A “Need” for Experimental Human Cloning?

Date: 03/18/2002

“Somatic cell nuclear transfer research is essential if we are to achieve our goals in regenerative medicine.”

Thus said Thomas Okarma, president of the Geron Corporation, in his House testimony of June 20, 2001.

It may therefore be a surprise to find that Geron’s own researchers are among those showing that this simply may not be true.

In a March 18 news story in the San Francisco Chronicle, Geron researcher Hans Kierstead says he will soon seek government approval for trials in using embryonic stem cells to repair spinal cord injury. But he says he will use immune-suppression drugs, not embryo cloning, to prevent immune system rejection, having already found success with this approach in animal trials. The Chronicle notes that “Kierstead’s disclosure… undercuts the notion that scientists must use cloning to turn versatile embryonic cells into replacement nerves, muscles or other tissues.”

In fact, whether you support embryonic stem cell research or not, there are many reasons why the claimed “need” for cloning should be greeted skeptically:

1. As Robert Lanza of Advanced Cell Technology (which promotes experimental human cloning) says in the Chronicle article, some tissues such as those of the central nervous system are “immune privileged” – they do not readily reject even foreign tissue.

2. As many researchers are discovering, cells from an early stage of human development may not provoke much of an immune response. For example, studies in using umbilical cord blood stem cells from live births have found that successful treatment with these cells does not require as close a genetic match as other transplants often do.

3. Progress in developing new immune-suppression drugs with fewer side effects is making even adult cell transplants much more successful. For example, over a dozen patients with juvenile diabetes have been successfully treated with adult pancreatic cell implants and a new immunosuppressive drug.

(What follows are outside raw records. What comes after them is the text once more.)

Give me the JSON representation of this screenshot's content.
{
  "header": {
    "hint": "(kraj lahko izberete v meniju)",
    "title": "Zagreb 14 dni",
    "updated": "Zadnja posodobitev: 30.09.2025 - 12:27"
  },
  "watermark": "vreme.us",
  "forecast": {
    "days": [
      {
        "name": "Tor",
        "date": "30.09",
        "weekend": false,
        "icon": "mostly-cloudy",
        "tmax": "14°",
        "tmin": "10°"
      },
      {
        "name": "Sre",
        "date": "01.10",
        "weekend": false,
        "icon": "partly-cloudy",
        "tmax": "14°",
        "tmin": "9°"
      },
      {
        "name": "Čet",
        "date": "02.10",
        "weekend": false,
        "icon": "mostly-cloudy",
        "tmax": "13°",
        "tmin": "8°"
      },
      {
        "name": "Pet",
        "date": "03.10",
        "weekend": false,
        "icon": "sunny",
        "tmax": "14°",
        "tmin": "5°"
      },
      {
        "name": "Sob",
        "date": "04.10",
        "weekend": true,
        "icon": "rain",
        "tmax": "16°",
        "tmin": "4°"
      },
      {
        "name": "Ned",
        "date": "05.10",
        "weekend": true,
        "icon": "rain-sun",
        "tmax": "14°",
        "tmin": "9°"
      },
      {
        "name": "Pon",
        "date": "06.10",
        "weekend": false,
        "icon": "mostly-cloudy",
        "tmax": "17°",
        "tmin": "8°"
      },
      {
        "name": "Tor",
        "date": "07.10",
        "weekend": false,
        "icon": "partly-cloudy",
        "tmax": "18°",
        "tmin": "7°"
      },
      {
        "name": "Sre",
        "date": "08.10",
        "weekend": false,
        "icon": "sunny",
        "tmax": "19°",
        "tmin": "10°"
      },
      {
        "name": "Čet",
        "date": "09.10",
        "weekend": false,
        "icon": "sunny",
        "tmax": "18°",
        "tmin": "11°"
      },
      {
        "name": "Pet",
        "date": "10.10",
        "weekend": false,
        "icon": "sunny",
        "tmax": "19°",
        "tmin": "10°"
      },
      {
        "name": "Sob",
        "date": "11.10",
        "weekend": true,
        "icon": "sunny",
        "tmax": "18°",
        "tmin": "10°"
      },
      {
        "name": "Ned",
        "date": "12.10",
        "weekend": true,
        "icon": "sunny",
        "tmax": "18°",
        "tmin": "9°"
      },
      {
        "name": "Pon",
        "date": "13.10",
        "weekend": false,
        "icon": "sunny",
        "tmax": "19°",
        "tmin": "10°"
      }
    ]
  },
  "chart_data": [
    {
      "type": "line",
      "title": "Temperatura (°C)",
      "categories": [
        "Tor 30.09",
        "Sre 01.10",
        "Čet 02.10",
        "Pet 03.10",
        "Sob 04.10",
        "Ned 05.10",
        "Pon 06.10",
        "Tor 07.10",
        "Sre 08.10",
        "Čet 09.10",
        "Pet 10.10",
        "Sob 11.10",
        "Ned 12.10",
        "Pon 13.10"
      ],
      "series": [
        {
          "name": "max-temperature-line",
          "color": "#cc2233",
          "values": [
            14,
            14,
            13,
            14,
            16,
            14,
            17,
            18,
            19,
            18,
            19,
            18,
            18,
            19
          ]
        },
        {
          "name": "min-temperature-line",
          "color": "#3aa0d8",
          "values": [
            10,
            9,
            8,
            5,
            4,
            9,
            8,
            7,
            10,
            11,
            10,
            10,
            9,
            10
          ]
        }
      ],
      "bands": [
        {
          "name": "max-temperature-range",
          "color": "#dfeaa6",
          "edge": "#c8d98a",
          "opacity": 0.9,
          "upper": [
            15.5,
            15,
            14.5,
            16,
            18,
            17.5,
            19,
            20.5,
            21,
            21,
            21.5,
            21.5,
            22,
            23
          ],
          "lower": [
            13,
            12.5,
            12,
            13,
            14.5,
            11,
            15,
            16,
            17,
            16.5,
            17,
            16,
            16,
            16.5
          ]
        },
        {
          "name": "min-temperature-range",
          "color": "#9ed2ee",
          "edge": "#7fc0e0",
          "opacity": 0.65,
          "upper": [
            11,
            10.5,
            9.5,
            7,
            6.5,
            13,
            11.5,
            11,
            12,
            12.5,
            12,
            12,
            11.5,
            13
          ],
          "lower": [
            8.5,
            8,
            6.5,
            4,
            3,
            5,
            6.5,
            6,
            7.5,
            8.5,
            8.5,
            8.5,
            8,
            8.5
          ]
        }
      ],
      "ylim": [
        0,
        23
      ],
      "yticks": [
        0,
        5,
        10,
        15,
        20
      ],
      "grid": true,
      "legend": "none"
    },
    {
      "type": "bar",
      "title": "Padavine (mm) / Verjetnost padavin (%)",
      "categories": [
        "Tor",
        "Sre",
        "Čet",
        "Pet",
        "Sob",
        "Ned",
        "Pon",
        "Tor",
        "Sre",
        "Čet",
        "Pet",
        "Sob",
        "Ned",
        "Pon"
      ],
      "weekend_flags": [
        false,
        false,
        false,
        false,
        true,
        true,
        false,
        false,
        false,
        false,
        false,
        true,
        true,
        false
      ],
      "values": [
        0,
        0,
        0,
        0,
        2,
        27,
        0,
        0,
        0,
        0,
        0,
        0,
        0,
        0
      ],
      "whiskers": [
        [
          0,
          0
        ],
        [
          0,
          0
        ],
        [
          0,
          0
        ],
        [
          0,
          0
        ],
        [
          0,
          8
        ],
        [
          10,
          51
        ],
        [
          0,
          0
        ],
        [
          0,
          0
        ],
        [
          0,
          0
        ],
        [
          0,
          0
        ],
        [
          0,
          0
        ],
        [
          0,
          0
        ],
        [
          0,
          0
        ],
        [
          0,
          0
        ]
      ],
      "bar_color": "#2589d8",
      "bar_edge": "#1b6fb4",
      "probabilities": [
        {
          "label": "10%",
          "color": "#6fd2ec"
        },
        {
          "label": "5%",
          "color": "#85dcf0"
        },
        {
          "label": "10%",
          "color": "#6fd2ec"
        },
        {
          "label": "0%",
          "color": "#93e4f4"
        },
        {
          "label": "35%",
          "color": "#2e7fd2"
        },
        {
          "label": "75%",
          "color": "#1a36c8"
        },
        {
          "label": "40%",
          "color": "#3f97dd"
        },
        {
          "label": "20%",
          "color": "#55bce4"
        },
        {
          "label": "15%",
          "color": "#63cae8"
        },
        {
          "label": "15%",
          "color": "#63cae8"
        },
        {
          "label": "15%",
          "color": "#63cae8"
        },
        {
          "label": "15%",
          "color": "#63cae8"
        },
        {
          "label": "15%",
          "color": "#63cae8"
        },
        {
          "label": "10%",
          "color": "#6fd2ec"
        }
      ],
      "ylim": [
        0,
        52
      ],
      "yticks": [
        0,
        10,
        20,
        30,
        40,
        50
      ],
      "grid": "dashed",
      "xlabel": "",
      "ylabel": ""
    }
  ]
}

4. Research in treating spinal cord injury and other neurological conditions using the patient’s own adult cells is advancing toward human treatments more rapidly than any protocol using embryonic cells. The most recent celebrated case of progress in treating spinal cord injury involved a young woman from Colorado who has regained some function after being treated with cells from her own adult immune system.

5. As Dr. Stuart Newman of New York Medical College noted in his March 5 Senate testimony, genetically matched cells from cloning may well be useless in treating conditions with a genetic basis such as juvenile diabetes – for these cells will have the same genetic defect that caused the problem in the first place.

6. Due to these factors, as well as advances in genetically tailoring cells without using cloning, “many experts do not now expect therapeutic cloning to have a large clinical impact” – in fact, this whole approach is said to be “falling from favour” among both British and American researchers (P. Aldhous, “Can they rebuild us?”, 410 Nature 622-5 [5 April 2001]).

How, then, can anyone still say that experimental cloning is essential for medical progress?